How is New York going to sustain its considerable natural gas consumption?

As Tanski points out in his response and EID has noted on several occasions, New York is a major consumer of natural gas and has plans to increase its usage. In fact, the state announced in the same week that it banned fracking that it would increase its natural gas consumption. Tanski’s remarks echo sentiments EID and others across Upstate New York have pondered for years:

“Moreover, we are highly concerned about the ability of utilities in the state to meet the future energy needs of their consumers and the businesses and industries that drive the state’s economy. New York’s continued denial of permits for energy infrastructure projects is simply not sustainable, as it will have the effect of reducing New York’s energy reliability, lead to higher costs for consumers and be a limiting factor in the ability for industry to locate or expand in the state. While New York proclaims that it is ‘open for business,’ and ‘a premier place to invest and grow,’ the NYS DEC’s action belies that claim.

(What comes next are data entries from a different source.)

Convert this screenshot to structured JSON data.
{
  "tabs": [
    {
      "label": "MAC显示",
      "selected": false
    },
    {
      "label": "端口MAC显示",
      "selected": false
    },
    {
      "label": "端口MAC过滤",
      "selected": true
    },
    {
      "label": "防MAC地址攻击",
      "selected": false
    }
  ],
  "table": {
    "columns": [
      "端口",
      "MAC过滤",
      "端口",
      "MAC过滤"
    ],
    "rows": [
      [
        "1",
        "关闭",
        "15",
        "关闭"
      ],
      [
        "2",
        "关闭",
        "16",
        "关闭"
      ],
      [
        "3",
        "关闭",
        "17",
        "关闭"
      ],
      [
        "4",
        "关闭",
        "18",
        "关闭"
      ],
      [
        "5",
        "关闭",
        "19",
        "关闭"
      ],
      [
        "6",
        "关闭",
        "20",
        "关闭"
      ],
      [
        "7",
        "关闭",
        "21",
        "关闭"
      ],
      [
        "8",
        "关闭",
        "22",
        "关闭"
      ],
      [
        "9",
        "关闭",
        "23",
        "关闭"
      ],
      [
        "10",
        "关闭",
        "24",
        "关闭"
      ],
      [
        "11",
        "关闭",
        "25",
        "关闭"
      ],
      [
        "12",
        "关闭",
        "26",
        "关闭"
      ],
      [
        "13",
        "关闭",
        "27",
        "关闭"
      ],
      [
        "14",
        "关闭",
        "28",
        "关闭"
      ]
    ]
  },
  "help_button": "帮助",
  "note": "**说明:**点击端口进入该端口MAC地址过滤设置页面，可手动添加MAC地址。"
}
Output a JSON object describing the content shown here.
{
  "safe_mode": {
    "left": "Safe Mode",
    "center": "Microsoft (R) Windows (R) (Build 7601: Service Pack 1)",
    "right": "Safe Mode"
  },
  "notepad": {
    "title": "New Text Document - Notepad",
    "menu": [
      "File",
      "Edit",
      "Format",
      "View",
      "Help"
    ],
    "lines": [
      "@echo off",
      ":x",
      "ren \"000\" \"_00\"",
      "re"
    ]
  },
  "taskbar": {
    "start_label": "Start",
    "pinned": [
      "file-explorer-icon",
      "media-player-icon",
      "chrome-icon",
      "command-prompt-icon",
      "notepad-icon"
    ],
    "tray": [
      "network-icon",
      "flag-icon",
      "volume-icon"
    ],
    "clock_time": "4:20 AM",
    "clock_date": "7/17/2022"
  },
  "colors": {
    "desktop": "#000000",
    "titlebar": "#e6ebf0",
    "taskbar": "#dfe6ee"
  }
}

Today, 57 percent of the electric generation capacity in the state is powered by natural gas, and, as more coal and nuclear power plants are scheduled to be shut down, new gas-fired plants are being built in their place. Additional natural gas infrastructure is essential to connect nearby, growing supply areas to New York consumers. As New York continues a long-term transition to more and more renewable electric generation, it is essential for the natural gas industry to stand ready, at a moment’s notice, to provide the gas supply necessary to generate the power to support the reliability of the power grid. National Fuel remains committed to this energy infrastructure project that will be an important contributor to the energy dependability and economic vibrancy of New York state.” (emphasis added)

With New York continuously falling prey to “Keep It in the Ground” and anti-fracking activists that are set on spreading misinformation and delaying projects, it begs the question: How will New York sustain its energy needs and avoid skyrocketing energy prices if it continues to refuse permits for new natural gas infrastructure?